You'd think after 50 years I would know this, but I don't. Aren't today's integrated enough?

troutbum

This is an issue for folks without a good system and realize they can build one without one with all digital. Sounds great... then they put a preamp into their system and realize all the body and naturalness of the sound they were missing. If they don’t do it, they may never know. There are lots of testimony to this effect scattered around this site.

@ghdprentice 100% my experience. With a good tube preamp - more palpable, alive, "full" sounding. Imaging is more holographic 3D, too. More satisfying and immersive.
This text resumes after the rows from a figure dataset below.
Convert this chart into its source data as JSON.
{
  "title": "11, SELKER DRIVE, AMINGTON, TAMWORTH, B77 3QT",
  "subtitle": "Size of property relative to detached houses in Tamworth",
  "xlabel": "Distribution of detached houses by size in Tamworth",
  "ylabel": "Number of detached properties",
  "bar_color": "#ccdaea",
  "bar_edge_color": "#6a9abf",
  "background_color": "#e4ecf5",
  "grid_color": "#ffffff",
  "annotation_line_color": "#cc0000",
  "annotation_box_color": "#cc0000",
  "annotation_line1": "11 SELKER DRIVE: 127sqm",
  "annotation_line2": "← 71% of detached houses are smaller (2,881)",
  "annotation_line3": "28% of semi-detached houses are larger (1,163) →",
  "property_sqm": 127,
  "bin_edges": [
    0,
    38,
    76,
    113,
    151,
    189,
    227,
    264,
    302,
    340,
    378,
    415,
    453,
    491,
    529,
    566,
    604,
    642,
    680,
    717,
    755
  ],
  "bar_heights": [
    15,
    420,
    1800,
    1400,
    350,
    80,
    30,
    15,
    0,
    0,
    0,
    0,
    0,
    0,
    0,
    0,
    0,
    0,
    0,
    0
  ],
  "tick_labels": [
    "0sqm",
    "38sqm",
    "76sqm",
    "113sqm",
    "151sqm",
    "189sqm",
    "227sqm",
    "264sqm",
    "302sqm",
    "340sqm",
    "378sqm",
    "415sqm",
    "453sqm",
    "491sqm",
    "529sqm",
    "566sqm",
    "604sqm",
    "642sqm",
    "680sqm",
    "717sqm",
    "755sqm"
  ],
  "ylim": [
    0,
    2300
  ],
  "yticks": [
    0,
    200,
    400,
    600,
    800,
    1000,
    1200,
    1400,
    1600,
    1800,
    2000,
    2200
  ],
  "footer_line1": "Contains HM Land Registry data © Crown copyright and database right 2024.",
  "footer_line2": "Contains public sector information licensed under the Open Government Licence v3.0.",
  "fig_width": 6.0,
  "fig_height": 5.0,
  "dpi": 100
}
I defintely won’t go back. I DO think it’s a coloration. But a really beautiful and special one - a happy accident the universe left for us to discover. We’re NOT scientific instrumentation. There is a very real possibility that our perception of musical information is maximized with reproductions that are "colored" in a certain way beneficial (symbiotic?) to our organic interpretations.

I have used active, passive and just volume controls on components. The best sound without question, for me, has always come from a active preamp. The most disappointing for me has been the performance I have gotten from several very high quality passives. 

I like minimum systems. So, one day I hooked my CD player directly into a top shelf stereo high-power amp. The CD had a volume level adjustment. It was just awful. You could almost hear the digital bits. I don't think anyone with a top system is skipping the pre-amp. 

I have 4 source components, turntable, tuner, SACD player and music server/player. I need a preamp. My 72 year old ears are not that good any longer, I use tone controls now. Never did before and that was dumb, suffering through some God-awful recordings because I was stubborn. I love my McIntosh preamp, blue meters and all.

@troutbum If you have an integrated amp you may not need a preamp.

But a preamp can be very useful if you have monoblock amplifiers. The reason is simple: the longer the speaker cable, the less resolution and impact you'll have out of the speakers.

Monoblocks allow you to keep speaker cables short. This might mean you have to run long interconnect cables to the amps. But if you have a good preamp, and especially if it is balanced line, that's no problem and you can have no loss in resolution or bandwidth doing that- no downside. A good preamp also reduces artifact you get from interconnect cables (usually this isn't a problem in an integrated amp).

Integrated amps usually trade off some sonic performance for size. You can see where this is going: the best systems often use monoblock amps with a preamp.